I have gotten some use of the original meaning of the word when I mock people who talk about "Catholic fundamentalists" as you did because if there's one thing that is characteristic of The Fundamentals and many of those who pledged allegiance to that mock-scripture, it is its vicious anti-Catholicism. The now billionaire-astro-turf bull shit of "traditional Catholicism" is more related to a particularly awful early 20th century phenomenon of "integralism" among right-wing Catholics. It is now a neo-fascist-capitalist cult which, like all "Christianity" that makes common cause with the rich and hateful, has no real dedication to the Gospel, the Law or the Prophets, it has little to nothing to do with Scripture at all but feeds off of the detritus of the worst period of Catholic history when the Papacy and many local bishops held medieval type power in kingdoms of this world and alligned themselves with the degenerate feudal rulers of kingdoms of the Earth who, likewise, never intended to follow the teachings of Jesus, the Law or the Prophets. Though a lot of it is even more in line with the putrid cabloid network of "Mother Angelica" or, as I called her, "that Nazi-nun" and its cloying nostalgia for a Hollywood "religious picture" conception of what Catholicism is supposed to all be about. Bing Crosby or Spencer Tracy playing a priest always made me gag. They hate Francis because he thinks Catholicism should be about the Gospel, Acts and the Epistles.

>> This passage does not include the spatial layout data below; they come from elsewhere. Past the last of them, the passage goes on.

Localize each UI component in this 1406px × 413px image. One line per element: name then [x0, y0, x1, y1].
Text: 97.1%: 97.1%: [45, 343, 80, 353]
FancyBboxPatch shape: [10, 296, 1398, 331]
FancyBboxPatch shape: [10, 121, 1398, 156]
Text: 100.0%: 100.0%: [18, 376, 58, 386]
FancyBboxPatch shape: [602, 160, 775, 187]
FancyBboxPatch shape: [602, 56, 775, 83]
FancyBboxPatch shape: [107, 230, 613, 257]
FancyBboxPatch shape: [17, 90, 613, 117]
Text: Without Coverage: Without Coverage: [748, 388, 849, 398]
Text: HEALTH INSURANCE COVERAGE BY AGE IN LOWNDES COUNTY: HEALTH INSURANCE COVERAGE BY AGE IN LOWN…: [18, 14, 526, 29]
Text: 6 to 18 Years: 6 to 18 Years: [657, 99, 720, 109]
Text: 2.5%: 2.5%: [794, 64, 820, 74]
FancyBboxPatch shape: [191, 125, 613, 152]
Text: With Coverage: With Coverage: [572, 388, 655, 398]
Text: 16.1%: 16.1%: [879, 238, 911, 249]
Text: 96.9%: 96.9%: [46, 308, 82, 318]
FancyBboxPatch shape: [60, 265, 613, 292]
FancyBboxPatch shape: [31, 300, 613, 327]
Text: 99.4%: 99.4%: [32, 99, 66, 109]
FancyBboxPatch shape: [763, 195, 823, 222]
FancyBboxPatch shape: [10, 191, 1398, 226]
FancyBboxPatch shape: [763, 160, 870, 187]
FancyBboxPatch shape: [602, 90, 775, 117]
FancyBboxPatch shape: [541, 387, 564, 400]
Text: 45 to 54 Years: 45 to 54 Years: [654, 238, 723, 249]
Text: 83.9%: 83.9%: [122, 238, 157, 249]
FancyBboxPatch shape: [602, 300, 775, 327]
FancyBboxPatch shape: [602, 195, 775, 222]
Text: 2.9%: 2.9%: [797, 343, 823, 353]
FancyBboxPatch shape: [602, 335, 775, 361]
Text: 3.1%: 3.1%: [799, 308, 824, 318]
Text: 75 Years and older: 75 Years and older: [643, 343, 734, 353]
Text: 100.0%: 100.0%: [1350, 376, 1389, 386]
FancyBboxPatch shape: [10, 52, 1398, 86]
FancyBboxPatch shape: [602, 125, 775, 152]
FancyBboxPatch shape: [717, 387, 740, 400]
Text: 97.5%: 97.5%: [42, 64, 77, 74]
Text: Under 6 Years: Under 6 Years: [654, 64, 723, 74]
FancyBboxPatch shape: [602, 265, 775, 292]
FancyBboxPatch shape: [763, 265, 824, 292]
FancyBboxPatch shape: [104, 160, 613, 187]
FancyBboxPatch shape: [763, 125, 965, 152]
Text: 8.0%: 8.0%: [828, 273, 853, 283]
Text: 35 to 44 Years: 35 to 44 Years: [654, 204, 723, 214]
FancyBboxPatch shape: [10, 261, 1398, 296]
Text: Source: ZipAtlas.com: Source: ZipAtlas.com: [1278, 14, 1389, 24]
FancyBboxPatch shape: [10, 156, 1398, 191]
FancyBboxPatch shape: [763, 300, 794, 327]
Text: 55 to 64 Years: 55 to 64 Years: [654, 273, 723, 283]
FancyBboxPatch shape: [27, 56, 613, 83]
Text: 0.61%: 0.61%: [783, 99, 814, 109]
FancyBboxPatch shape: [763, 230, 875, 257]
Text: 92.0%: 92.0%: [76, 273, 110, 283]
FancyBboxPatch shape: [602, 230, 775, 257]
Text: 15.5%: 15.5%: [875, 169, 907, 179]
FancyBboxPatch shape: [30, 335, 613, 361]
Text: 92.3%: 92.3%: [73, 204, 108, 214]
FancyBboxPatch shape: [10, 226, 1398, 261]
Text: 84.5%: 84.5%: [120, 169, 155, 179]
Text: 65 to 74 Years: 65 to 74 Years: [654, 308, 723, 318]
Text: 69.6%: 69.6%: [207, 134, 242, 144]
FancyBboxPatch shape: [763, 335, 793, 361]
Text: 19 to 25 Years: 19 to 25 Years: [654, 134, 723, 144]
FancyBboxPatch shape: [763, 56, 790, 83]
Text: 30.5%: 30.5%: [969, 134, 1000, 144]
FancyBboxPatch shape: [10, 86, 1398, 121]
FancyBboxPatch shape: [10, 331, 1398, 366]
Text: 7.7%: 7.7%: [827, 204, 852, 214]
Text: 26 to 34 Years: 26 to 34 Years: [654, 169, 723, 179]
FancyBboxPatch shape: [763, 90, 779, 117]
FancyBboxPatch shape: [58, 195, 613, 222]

There is nothing more radical than the Gospel, the Law and the Prophets a close second to that in a graph of radicalism. And, with what has been done to the word "radical" I have to stipulate that as radical in a good way.
* It's telling how many of the atheist-fundamentalists insist that that the Fundamentalist style of Scripture reading is the only valid way to read them. Of course, that's because "Fundamentalism" turns God into a series of idols which are easy to knock down in argument. The reason that reading so much of the pop-atheist lit reveals how shallow it is. Perhaps since the "common sense" philosophical school is intimately tied in with the extension of the method of science into an ideological framing of reality and its morally catastrophic results, that isn't any big surprise. I think modern atheism in the European style, especially the Brit-English-Language style is as much a product of that simplistic methodology of "common sense" philosophy as Biblical fundamentalism is. Given enough time I might relate that to the degeneracy that pseudo-science and academia fell into in the "enlightenment" imposition of scientism as the only respectable intellectual position and its invasion of popular culture among the mid-brow, college-credentialed population, the ones who so futilely war with the "fundamentalists" who certainly have had a far greater success in terms of politics and influence.
It's remarkable how dumbing stuff down is so much a part of that "enlightenment." And if there's one thing that might be a truism, stupid sells when you scrap moral responsibility.